Le tribunal administratifde Paris persiste et signe : dans un jugement rendu le 21 décembre, il annule l’organi?sation du temps de travail en 12 heures du service de réanimation polyvalente de l’hôpital Tenon (Assistance publique-Hôpitaux de Paris), mise en place en mai 2014. Fin 2013, le même tribunal annulait déjà, dans le même établissement, l’organisation en 12 heures du service de réanimation chirurgicale. En 2013 comme en 2015, le tribunal administratif a été saisi par la CGT de l’hôpital. « La direction a refusé d’appliquer la première décision de 2013, sur le prétexte que le service de réanimation chirurgicale n’existait plus, puisqu’il a été intégré au service de réanimation polyvalente, raconte le syndicaliste André Guisti. Nous avons fait un nouveau recours sur le fond. Le tribunal a reconnu la validité de nos arguments et rejeté ceux de l’AP-HP, c’est une victoire », se félicite-t-il.

Dialogue social en berne

La justice administrative s’appuie sur le décret n° 2002-9 du 4 janvier 2002, selon lequel « la durée quotidienne du travail ne peut excéder 9 heures pour les équipes de jour, 10 heures pour les équipes de nuit ». Une seule exception : « lorsque les contraintes de continuité du service public l’exigent en permanence ». Dans ce cadre, les journées en 12 heures sont longtemps restées cantonnées aux services d’urgences ou de maternité. Mais elles se développent aujourd’hui dans tous types de service.

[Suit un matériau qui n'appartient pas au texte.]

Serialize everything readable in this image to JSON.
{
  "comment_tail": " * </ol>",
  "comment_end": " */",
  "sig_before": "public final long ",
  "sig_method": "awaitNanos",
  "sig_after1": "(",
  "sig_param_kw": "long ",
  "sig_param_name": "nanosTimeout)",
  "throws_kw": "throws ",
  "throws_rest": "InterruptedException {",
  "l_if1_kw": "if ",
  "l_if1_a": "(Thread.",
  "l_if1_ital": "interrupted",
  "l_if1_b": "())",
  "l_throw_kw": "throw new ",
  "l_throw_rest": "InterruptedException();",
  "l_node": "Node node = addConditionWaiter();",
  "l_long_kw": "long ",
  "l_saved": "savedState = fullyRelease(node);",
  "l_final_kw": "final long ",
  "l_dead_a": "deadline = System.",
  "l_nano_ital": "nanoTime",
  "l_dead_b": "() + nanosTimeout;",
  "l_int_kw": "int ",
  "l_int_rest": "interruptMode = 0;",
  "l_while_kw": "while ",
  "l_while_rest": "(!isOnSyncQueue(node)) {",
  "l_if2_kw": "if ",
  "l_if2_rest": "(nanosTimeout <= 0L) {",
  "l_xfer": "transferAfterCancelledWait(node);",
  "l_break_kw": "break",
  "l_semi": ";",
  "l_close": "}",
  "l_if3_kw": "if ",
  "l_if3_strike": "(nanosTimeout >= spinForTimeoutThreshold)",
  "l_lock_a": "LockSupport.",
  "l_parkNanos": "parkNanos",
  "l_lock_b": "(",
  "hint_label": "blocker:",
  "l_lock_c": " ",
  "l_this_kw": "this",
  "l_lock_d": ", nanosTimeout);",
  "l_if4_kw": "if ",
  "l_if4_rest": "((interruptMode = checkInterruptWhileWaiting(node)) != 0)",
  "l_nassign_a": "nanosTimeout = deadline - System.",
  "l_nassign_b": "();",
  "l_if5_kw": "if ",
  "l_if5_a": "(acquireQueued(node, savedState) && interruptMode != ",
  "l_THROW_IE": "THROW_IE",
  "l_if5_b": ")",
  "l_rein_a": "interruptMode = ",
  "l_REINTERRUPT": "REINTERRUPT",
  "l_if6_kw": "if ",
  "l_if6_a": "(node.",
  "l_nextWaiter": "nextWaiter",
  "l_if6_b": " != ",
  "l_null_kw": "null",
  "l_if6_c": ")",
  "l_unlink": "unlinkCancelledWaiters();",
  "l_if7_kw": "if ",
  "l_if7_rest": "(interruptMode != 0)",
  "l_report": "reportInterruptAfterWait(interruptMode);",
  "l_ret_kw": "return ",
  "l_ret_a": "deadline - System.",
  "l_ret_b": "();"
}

Pour le service de réanimation de Tenon, le tribunal considère que les arguments de l’AP-HP – sur la nécessaire « continuité de la sécurité des soins », la meilleure « cohérence des temps médicaux et non médicaux », ou encore l’attractivité du service pour les personnels paramédicaux – ne justifient pas un passage en 12 heures. Il juge par ailleurs que les règles du dialogue social n’ont pas été respectées par l’AP-HP, puisque le comité technique d’établissement (CTE) et le comité d’hygiène, de sécurité et des conditions de travail (CHSCT) n’ont pas été consultés.

Dans l’ensemble de l’hôpital public, les journées en 12 heures sont fragilisées : « Les syndicats de tous les hôpitaux peuvent désormais s’appuyer sur ce jugement pour contester un passage en 12 heures », assure André Guisti. Autre effet collatéral : le nouveau protocole d’accord sur le temps de travail à l’AP-HP, finalement signé avec la CFDT, après plusieurs mois de conflit social, pourrait également être attaqué en justice. Il prévoit, en effet, le développement des journées en 12 heures, le week-end, dans les services volontaires. L’AP-HP, qui n’a pas donné suite à notre demande d’interview, a fait appel.